Even when maintaining the pressure below the fracture propagation pressure, the possibility exists that high initial drilling fluid losses may occur. However, since the pressure is below that of the fracture propagation pressure, such that there is only controlled fracture propagation, the high initial losses are likely to decrease since additional hydraulic pressure would be required to further propagate any fractures in the formation. High initial losses in the practice of the present invention may occur where a certain number of fractures are initiated in a weak zone, are grown in a controlled fashion to a certain size, and then arrest with no new fractures forming.

Knowledge of downhole formation pressures, such as fracture propagation pressures, fracture closing pressure, fracture re-opening pressures is required to perform the method of the present invention. Where reliable formation pressure information is unavailable, a LOT test (preferably with a second fracture re-opening cycle) should be performed to characterize relevant downhole pressures including fracture opening pressure, fracture propagation pressure, fracture control pressure and fracture re-opening pressure.

As noted above, the method may result in increased drilling fluid losses. Accordingly, an adequate supply of drilling fluid, including mud additives, should be available at the rig site to deal with potentially heavy losses.

The use of the hydrostatic head attributable to drilling fluid in the BOP choke line may be used to elevate downhole pressure during static conditions (e.g. during connections). This method is useful only if the choke line is of significant length, such as on a deepwater well with subsea BOPs; it is not suited for on-shore wells or offshore wells with surface BOPs. A simplified subsea drilling environment is depicted in FIG. 2. A subsea formation 100 is shown below the sea floor 101, penetrated by a borehole 103, having a borehole wall 102. A drilling head 104 is installed in the sea floor 101, with casing 106 having been run and cement 108 in between the casing 106. An annular BOP 110 is connected to drilling head 104, and is further connected to three ram BOPs 112, 114 and 116. It will be appreciated that the problems associated with subsea drilling are significantly different from surface drilling in that there is no return annulus between the drilling string and the surface of the ocean. Therefore, an artificial annulus is created using a drilling riser 128. The drill string 130 extends from the surface, down through the drilling riser 128, the BOP stacks, 110, 112, 114 and 116 and into borehole 103. As with FIG. 2, drilling fluid (not shown) is pumped down through the drill string 130 and out drill bit 131 and returns up the annulus 105 formed between the drill string 130 and the borehole wall 102 or the casing 106.

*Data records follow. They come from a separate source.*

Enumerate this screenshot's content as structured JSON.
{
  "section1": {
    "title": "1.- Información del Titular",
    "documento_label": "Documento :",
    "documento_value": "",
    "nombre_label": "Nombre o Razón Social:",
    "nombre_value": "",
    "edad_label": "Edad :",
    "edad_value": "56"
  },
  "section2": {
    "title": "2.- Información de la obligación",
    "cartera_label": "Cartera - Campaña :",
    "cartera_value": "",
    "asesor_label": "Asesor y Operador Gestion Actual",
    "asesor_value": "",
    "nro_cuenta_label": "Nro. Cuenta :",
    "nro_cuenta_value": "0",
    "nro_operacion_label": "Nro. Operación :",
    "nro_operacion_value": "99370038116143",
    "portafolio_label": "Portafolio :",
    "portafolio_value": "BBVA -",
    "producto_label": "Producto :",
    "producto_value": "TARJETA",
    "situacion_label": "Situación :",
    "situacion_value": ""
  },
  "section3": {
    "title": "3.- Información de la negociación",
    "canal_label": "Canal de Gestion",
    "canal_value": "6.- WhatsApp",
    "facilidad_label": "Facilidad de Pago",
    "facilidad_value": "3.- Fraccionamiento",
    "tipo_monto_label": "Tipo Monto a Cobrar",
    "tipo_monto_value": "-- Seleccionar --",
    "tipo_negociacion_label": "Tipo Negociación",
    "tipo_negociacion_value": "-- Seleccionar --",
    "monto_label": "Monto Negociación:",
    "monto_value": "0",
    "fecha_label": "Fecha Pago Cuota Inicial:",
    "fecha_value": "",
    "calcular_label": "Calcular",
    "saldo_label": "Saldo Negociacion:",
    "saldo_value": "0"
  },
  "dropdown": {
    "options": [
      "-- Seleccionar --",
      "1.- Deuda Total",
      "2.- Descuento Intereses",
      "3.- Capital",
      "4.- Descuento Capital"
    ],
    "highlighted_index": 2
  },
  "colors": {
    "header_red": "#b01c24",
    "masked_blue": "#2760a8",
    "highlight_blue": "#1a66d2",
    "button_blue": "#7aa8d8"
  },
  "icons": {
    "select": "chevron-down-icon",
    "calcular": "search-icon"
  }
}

The BOP stack may be used to close off the annulus 105, close off or shear the drill string 130 and/or riser 128 in the event of a well control event, such as a massive gas influx. Each of the BOPs 110, 112, 114, and 116 each have a valved choke line inlet, 118, 120, 122, and 124, respectively, attached to a common choke line 126 that traverses the distance from near ocean floor to the surface. A minimal BOP stack is located at the surface consisting of the drilling well head 132 and ram BOP 133. A conduit 135 is in fluid communications with the annulus 105 and the drilling fluid is returned to the shaker table 142, to remove drill cuttings from the drilling fluid. The drilling fluid is then forwarded to the mud pit 144, where the drilling fluid volume is measured, the fluid is conditioned by adding weighting materials or other additives. Mud pumps 146 pump the drilling fluid through conduit 148 and into the top of the drilling string 130 through connector 150. The choke line 126 is selectively connected to the supply conduit 148 or to the shaker table 142 by means of a valve (not shown). Thus, the amount of drilling fluid in choke line 126 may be selectively controlled. It will be appreciated that the simplified schematic of FIG. 2 does not include many aspects of a drilling system, including mud measurement systems, de-surger and pressure transducers typically used in measurement while drilling (MWD) and logging while drilling (LWD) operations.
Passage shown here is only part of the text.